I've had some feedback about my growing appreciation of .Net development and Visual Studio. I must admit, it is true -- I am growing to really enjoy .Net development.
The Good
- .Net lets you catch a lot of errors at compile time
- The FCL is an amazing collection of utilities. Spend a lot less time considering alternatives and researching available software modules (CPAN.)
- The .Net debugging tools and package analysis tools are great when you're in "debugging" mode
- The Visual Studio IDE has a vast number of extremely useful third-party plug-ins that can really speed up development
- Generic .Net features such as "region" and XML Comments greatly increase organization and documentation efficiency within large implementations
The Bad
- .Net makes you wait for a compile before you can test most changes. This results in much slower development vs. dynamic languages, especially if the required compile gets Ugly (see below) and you have to reboot.
- .Net, under Windows, is tightly coupled with the OS. This results in a lot of confusion and non-.Net (OS specific) knowledge is required for many complex implementations
- The tools development companies that partner with Microsoft to produce VS.Net plug-ins ignore a lot of open-source/industry-standard solutions, opting instead to support Microsoft-centric technologies and approaches (SCM integration, for example)
- The ASP.Net web development environment contains many foriegn (to the classic web developer) concepts. This is the result of .Net's attempt to unify the programming model for Win32 and Web application development. While this decreases the learning curve for developers already familiar with one, it increases and complicates the learning curve for non-.Net developers. This because a problem when people unfamiliar with ASP.Net perform page and widget design (Human Factors Engineering team) from the perspective of form-post based applications without considering the various complexities of translating concepts to ASP.Net pages and user controls.

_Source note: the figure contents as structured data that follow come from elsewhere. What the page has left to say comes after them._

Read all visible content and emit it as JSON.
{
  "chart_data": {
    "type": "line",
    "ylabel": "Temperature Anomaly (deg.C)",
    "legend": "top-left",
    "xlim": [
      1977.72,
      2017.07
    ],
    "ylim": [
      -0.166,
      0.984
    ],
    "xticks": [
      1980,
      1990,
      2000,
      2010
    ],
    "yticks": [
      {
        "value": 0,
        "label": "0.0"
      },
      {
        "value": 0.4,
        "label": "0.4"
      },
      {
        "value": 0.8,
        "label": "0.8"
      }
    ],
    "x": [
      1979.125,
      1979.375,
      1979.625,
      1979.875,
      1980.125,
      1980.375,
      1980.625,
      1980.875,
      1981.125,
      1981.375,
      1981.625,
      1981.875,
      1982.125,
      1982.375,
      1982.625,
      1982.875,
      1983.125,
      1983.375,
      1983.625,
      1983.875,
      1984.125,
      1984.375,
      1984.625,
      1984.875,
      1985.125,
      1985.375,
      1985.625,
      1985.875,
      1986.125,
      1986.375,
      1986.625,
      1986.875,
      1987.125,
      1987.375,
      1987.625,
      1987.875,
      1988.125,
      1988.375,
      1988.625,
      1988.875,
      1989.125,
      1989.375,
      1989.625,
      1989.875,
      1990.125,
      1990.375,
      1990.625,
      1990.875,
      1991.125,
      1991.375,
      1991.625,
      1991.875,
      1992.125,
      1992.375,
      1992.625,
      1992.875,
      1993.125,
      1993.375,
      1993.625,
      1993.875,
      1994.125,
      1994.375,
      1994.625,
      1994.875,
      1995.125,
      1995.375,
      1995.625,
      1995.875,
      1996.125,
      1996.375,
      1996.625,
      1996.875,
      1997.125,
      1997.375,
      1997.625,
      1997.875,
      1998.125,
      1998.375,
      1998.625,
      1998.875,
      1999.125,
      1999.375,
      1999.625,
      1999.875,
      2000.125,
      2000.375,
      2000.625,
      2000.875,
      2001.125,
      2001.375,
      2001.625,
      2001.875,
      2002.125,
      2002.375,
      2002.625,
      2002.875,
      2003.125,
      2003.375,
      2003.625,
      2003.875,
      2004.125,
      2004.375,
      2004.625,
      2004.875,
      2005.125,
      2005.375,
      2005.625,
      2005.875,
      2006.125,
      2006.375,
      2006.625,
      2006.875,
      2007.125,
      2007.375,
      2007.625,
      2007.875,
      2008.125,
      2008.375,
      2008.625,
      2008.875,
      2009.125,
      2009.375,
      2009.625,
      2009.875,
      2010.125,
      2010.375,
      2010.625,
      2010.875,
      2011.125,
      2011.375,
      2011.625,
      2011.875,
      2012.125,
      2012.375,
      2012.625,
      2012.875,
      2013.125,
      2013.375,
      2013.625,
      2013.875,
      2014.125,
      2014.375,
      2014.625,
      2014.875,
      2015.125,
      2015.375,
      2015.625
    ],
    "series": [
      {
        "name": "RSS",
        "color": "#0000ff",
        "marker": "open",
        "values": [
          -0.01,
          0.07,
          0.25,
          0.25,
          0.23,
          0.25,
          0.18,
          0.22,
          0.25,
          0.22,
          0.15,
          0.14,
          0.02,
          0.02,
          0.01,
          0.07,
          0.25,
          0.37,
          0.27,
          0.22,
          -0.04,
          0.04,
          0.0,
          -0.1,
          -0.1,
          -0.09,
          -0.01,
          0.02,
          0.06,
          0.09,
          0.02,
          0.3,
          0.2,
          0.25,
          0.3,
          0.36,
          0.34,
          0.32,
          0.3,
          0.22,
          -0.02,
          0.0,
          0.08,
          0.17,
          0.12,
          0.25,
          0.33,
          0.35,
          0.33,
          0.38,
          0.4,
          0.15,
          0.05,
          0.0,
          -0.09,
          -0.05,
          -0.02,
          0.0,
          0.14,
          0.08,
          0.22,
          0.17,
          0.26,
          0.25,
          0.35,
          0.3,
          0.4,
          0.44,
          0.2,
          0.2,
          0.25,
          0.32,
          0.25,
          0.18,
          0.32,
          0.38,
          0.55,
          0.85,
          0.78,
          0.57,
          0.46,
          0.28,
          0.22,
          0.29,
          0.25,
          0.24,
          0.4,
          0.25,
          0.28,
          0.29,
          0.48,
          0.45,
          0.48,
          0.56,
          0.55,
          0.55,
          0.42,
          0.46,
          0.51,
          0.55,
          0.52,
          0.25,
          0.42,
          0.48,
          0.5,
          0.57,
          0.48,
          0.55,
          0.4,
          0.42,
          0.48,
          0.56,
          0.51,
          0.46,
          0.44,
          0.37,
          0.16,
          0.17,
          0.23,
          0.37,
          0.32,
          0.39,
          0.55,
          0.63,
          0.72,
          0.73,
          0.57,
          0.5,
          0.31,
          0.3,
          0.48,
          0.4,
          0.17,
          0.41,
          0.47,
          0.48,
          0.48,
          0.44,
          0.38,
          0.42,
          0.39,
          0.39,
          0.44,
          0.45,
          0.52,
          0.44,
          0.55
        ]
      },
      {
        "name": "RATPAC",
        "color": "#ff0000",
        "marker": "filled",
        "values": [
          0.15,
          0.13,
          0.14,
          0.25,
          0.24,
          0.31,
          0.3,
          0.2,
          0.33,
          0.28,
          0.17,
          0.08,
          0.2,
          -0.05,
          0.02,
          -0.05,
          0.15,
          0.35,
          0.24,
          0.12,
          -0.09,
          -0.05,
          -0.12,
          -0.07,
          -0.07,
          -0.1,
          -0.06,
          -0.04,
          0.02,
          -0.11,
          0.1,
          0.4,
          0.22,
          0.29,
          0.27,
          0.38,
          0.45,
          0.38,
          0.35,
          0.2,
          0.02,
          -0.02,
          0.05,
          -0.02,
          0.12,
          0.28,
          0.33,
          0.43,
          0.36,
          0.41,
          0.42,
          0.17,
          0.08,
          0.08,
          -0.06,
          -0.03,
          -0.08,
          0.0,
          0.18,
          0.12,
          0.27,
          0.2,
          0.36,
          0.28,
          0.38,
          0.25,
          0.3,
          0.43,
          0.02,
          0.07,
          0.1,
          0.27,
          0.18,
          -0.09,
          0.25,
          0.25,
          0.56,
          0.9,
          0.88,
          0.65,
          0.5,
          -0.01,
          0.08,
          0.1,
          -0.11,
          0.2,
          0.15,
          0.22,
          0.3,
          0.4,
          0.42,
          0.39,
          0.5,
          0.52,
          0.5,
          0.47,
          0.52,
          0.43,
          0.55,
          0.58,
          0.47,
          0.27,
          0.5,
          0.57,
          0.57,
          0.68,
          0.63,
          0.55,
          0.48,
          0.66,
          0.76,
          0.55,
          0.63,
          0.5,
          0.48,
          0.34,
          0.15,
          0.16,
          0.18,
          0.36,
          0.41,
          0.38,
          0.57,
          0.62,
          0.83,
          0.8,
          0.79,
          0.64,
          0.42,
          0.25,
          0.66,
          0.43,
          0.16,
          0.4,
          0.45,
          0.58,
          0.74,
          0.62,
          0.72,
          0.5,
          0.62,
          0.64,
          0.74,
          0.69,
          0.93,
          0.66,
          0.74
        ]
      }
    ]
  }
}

- Visual Studio tries to be all things for all people. It includes a database designer, an image editor, an XML editor, a CSS editor, a WYSIWYG XHTML editor and countless other edit modes and supported file formats. While this is useful, the overall quality of each mode suffers. For example, the XML editor does not provide a "pretty print" feature for XML files that are not human readable (indented) and the CSS editor has limited support for anything but CSS 1.1
The Ugly
- .Net on Windows involves a lot of file lock related reboots, DLL versioning nightmares and Visual Studio Crashes
- I am considerable more skilled with XHTML than the Visual Studio designer in 2003. VS.Net messes up my HTML constantly and I spend an inordinate amount of time fixing it. I have found ways to introduce "errors" into my XHTML so that the Visual Studio designer won't load them, but that results in further slow-downs because without the designer no auto-vivification of server-side controls occurs.
- My "development environment", Visual Studio 2003, SQL Server, IE and Visual Studio 6.0sp6 consumes about 1G of RAM while under heavy (debugging) use. This is an excessive amount of system resources!